The New Scientist has an interesting article that uses mathematical modeling of transnational corporation ownership data to map the concentration of economic wealth.
Neat, right?
The article mentions what's useful (mapping the architecture of the economy, checking for stability, calculating exposure) and what's not (determining which individuals actually control the capital).

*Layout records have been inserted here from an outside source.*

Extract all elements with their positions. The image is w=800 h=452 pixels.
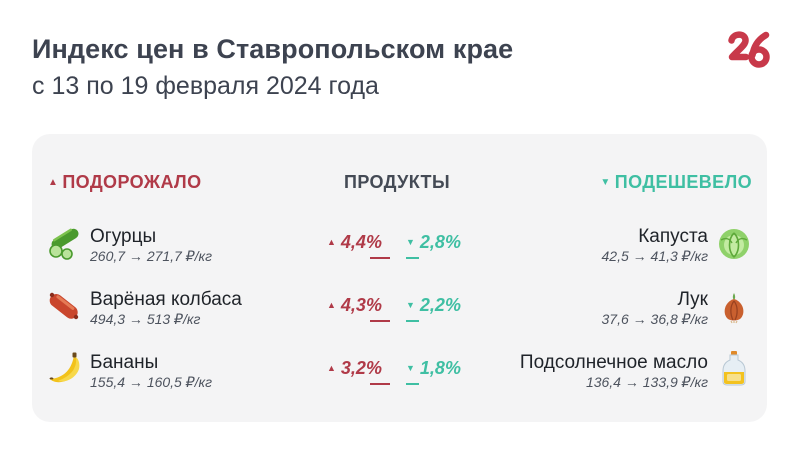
pct-up-1-bar <box>370 257 390 259</box>
pct-down-1-bar <box>406 257 419 259</box>
pct-up-2: ▲ 4,3% <box>327 295 382 316</box>
pct-down-3-bar <box>406 383 419 385</box>
pct-down-1: ▼ 2,8% <box>406 232 461 253</box>
pct-up-3-bar <box>370 383 390 385</box>
page-title: Индекс цен в Ставропольском крае <box>32 34 514 64</box>
up-triangle-icon: ▲ <box>48 177 59 188</box>
pct-down-3: ▼ 1,8% <box>406 358 461 379</box>
pct-down-2-value: 2,2% <box>419 295 461 315</box>
pct-down-3-value: 1,8% <box>419 358 461 378</box>
pct-up-1-value: 4,4% <box>340 232 382 252</box>
down-arrow-icon: ▼ <box>406 363 415 373</box>
pct-up-2-bar <box>370 320 390 322</box>
down-triangle-icon: ▼ <box>600 177 611 188</box>
item-price-down-3: 136,4 → 133,9 ₽/кг <box>585 374 708 390</box>
item-name-up-1: Огурцы <box>90 226 157 247</box>
pct-down-2-bar <box>406 320 419 322</box>
up-arrow-icon: ▲ <box>327 363 336 373</box>
price-panel <box>32 134 767 422</box>
header-products: ПРОДУКТЫ <box>344 172 450 192</box>
item-price-up-1: 260,7 → 271,7 ₽/кг <box>90 248 213 264</box>
header-increased: ▲ ПОДОРОЖАЛО <box>48 172 202 193</box>
item-price-down-1: 42,5 → 41,3 ₽/кг <box>601 248 708 264</box>
sausage-icon <box>49 292 79 320</box>
item-name-up-3: Бананы <box>90 352 159 373</box>
header-decreased: ▼ ПОДЕШЕВЕЛО <box>600 172 752 193</box>
item-name-up-2: Варёная колбаса <box>90 289 242 310</box>
pct-up-3: ▲ 3,2% <box>327 358 382 379</box>
up-arrow-icon: ▲ <box>327 300 336 310</box>
header-decreased-label: ПОДЕШЕВЕЛО <box>614 172 752 192</box>
page-subtitle: с 13 по 19 февраля 2024 года <box>32 72 379 100</box>
cucumber-icon <box>49 228 79 260</box>
pct-down-1-value: 2,8% <box>419 232 461 252</box>
cabbage-icon <box>719 229 749 259</box>
item-price-up-2: 494,3 → 513 ₽/кг <box>90 311 201 327</box>
logo-26-icon <box>728 31 770 68</box>
banana-icon <box>49 352 80 383</box>
down-arrow-icon: ▼ <box>406 237 415 247</box>
down-arrow-icon: ▼ <box>406 300 415 310</box>
item-name-down-2: Лук <box>677 289 709 310</box>
item-price-down-2: 37,6 → 36,8 ₽/кг <box>601 311 708 327</box>
pct-up-3-value: 3,2% <box>340 358 382 378</box>
oil-bottle-icon <box>722 351 746 386</box>
up-arrow-icon: ▲ <box>327 237 336 247</box>
pct-up-2-value: 4,3% <box>340 295 382 315</box>
header-increased-label: ПОДОРОЖАЛО <box>62 172 202 192</box>
pct-up-1: ▲ 4,4% <box>327 232 382 253</box>
item-name-down-1: Капуста <box>638 226 708 247</box>
item-price-up-3: 155,4 → 160,5 ₽/кг <box>90 374 213 390</box>
pct-down-2: ▼ 2,2% <box>406 295 461 316</box>
onion-icon <box>724 293 744 324</box>
item-name-down-3: Подсолнечное масло <box>519 352 708 373</box>
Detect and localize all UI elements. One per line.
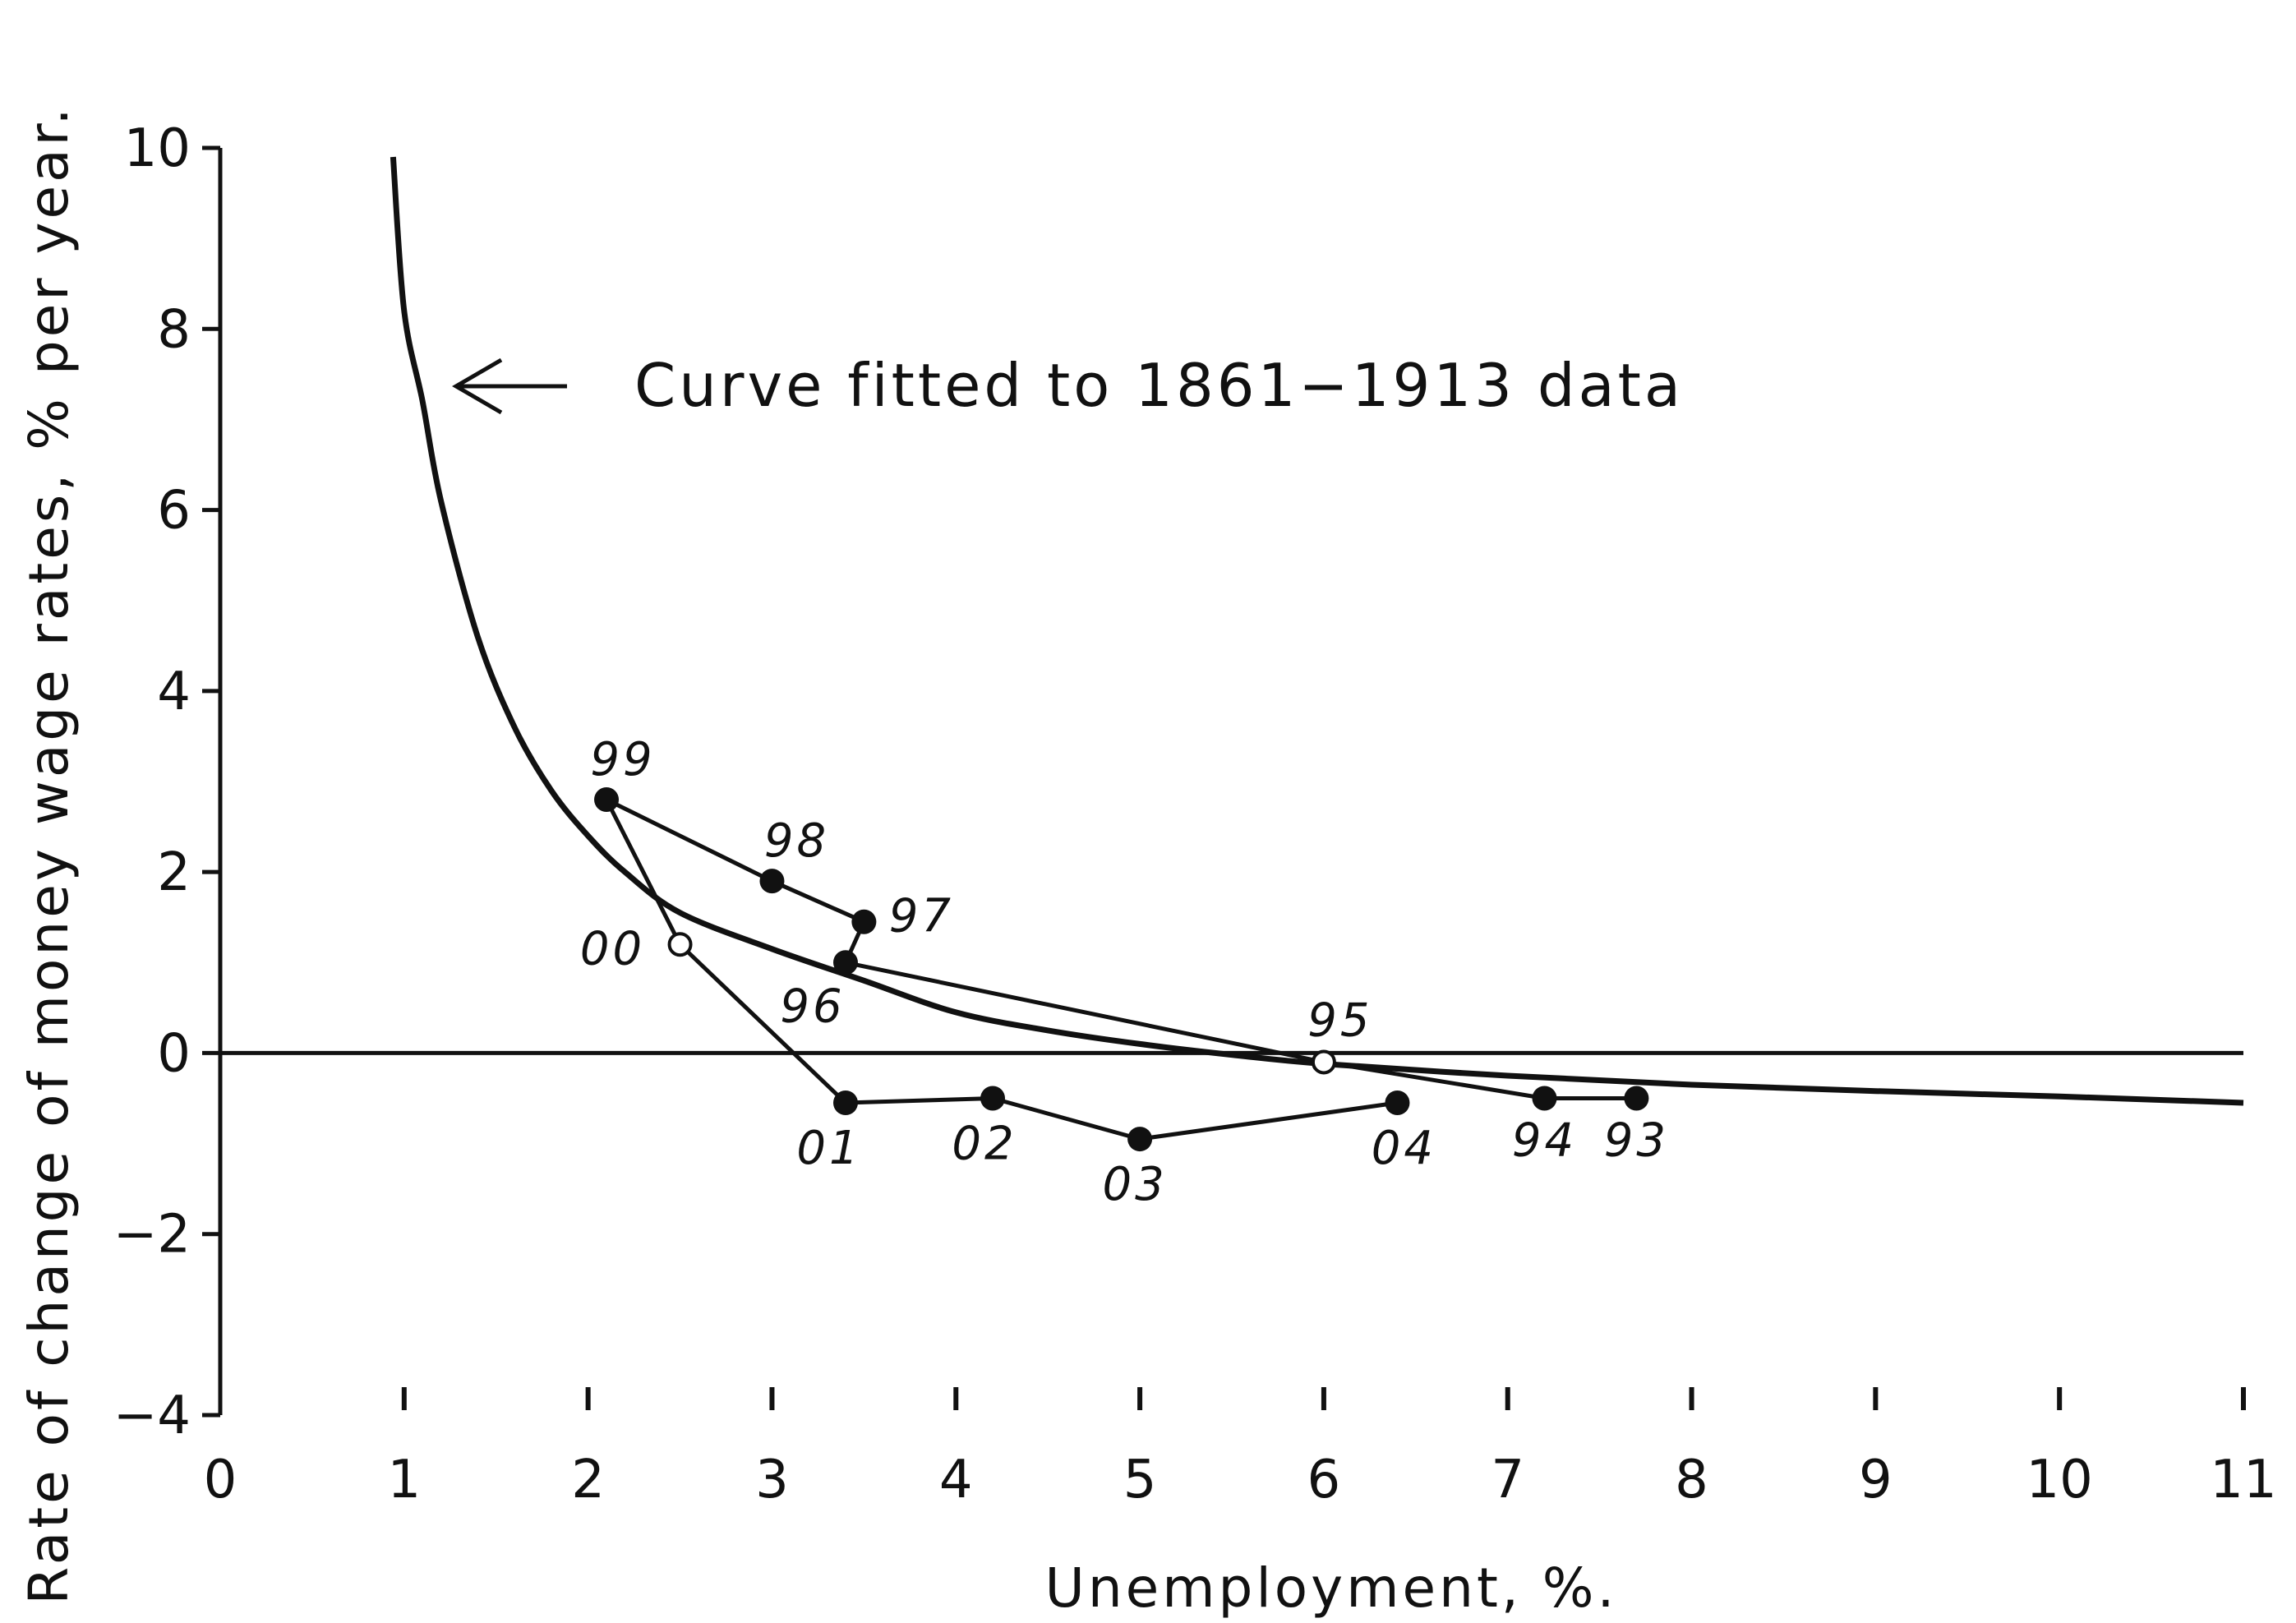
fitted-curve-layer xyxy=(390,156,2244,1106)
data-point-95 xyxy=(1311,1049,1336,1075)
data-point-03 xyxy=(1127,1127,1153,1152)
fitted-curve xyxy=(390,156,2244,1106)
point-label-99: 99 xyxy=(590,733,655,786)
data-point-97 xyxy=(851,909,877,934)
y-tick-label: 8 xyxy=(157,299,191,360)
x-tick-label: 8 xyxy=(1675,1450,1708,1510)
y-tick-label: −2 xyxy=(113,1205,191,1266)
data-point-94 xyxy=(1532,1086,1557,1111)
point-label-94: 94 xyxy=(1512,1114,1577,1168)
data-point-98 xyxy=(759,869,785,894)
data-point-01 xyxy=(832,1090,858,1116)
x-axis-title: Unemployment, %. xyxy=(1045,1556,1618,1620)
x-tick-label: 9 xyxy=(1859,1450,1893,1510)
x-tick-label: 4 xyxy=(939,1450,973,1510)
x-tick-label: 7 xyxy=(1491,1450,1524,1510)
data-point-00 xyxy=(667,932,693,957)
point-label-98: 98 xyxy=(764,814,829,868)
axes xyxy=(218,148,2243,1415)
series-layer xyxy=(594,787,1649,1152)
data-point-04 xyxy=(1385,1090,1410,1116)
labels-layer: 93 94 95 96 97 98 99 00 01 02 03 04 xyxy=(580,733,1669,1211)
y-tick-label: 4 xyxy=(157,662,191,722)
y-tick-label: 0 xyxy=(157,1023,191,1084)
x-tick-label: 5 xyxy=(1123,1450,1157,1510)
data-point-02 xyxy=(980,1086,1006,1111)
point-label-93: 93 xyxy=(1604,1114,1669,1168)
y-tick-label: 2 xyxy=(157,842,191,903)
annotation-arrow xyxy=(452,357,567,415)
x-tick-label: 0 xyxy=(204,1450,237,1510)
x-tick-label: 10 xyxy=(2026,1450,2092,1510)
point-label-04: 04 xyxy=(1372,1122,1436,1175)
x-tick-label: 6 xyxy=(1307,1450,1341,1510)
point-label-01: 01 xyxy=(796,1122,861,1175)
annotation-text: Curve fitted to 1861−1913 data xyxy=(634,351,1684,420)
data-point-93 xyxy=(1624,1086,1649,1111)
data-point-96 xyxy=(832,950,858,975)
y-tick-label: −4 xyxy=(113,1386,191,1446)
point-label-96: 96 xyxy=(780,980,845,1033)
x-tick-label: 11 xyxy=(2210,1450,2276,1510)
point-label-02: 02 xyxy=(952,1118,1017,1171)
point-label-03: 03 xyxy=(1102,1158,1167,1211)
series-path xyxy=(602,795,1637,1141)
annotation: Curve fitted to 1861−1913 data xyxy=(452,351,1684,420)
data-point-99 xyxy=(594,787,620,813)
y-tick-label: 10 xyxy=(124,118,191,179)
y-axis-title: Rate of change of money wage rates, % pe… xyxy=(17,104,81,1604)
x-tick-label: 2 xyxy=(571,1450,605,1510)
x-tick-label: 1 xyxy=(387,1450,421,1510)
point-label-97: 97 xyxy=(889,890,954,943)
x-tick-label: 3 xyxy=(755,1450,789,1510)
y-tick-label: 6 xyxy=(157,481,191,542)
point-label-00: 00 xyxy=(580,922,645,975)
point-label-95: 95 xyxy=(1307,994,1372,1047)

Protestors that allegedly claim that there is a vast global conspiracy are used as an argumentative foil. The article chortles that such a conspiracy is highly unlikely. I think that most of the protestors and the 99% would completely agree. We have to remember that the 99% is a highly diverse group, with a wide variety of different beliefs, some of which are more well-founded than others. We ought to be very careful when representing the entire group in a certain light based on the beliefs of very few. The way that the paragraph was written, it's ambiguous. One way of reading the sentence is that the protestors are a unified group with some coherent set of claims, one of which is belief in a global conspiracy. By highlighting the conspiracy claim, it suggests that the belief is somehow indicative of the group as a whole, or at least widespread enough to merit mention. Otherwise, the sentence might have been written, "one thing won't chime with conspiracy theorists' claims".
There is one major flaw in reasoning in the article, made by Dan Braha of NECSI: "The Occupy Wall Street claim that 1 per cent of people have most of the wealth reflects a logical phase of the self-organising economy."
Quite simply, this statement is false.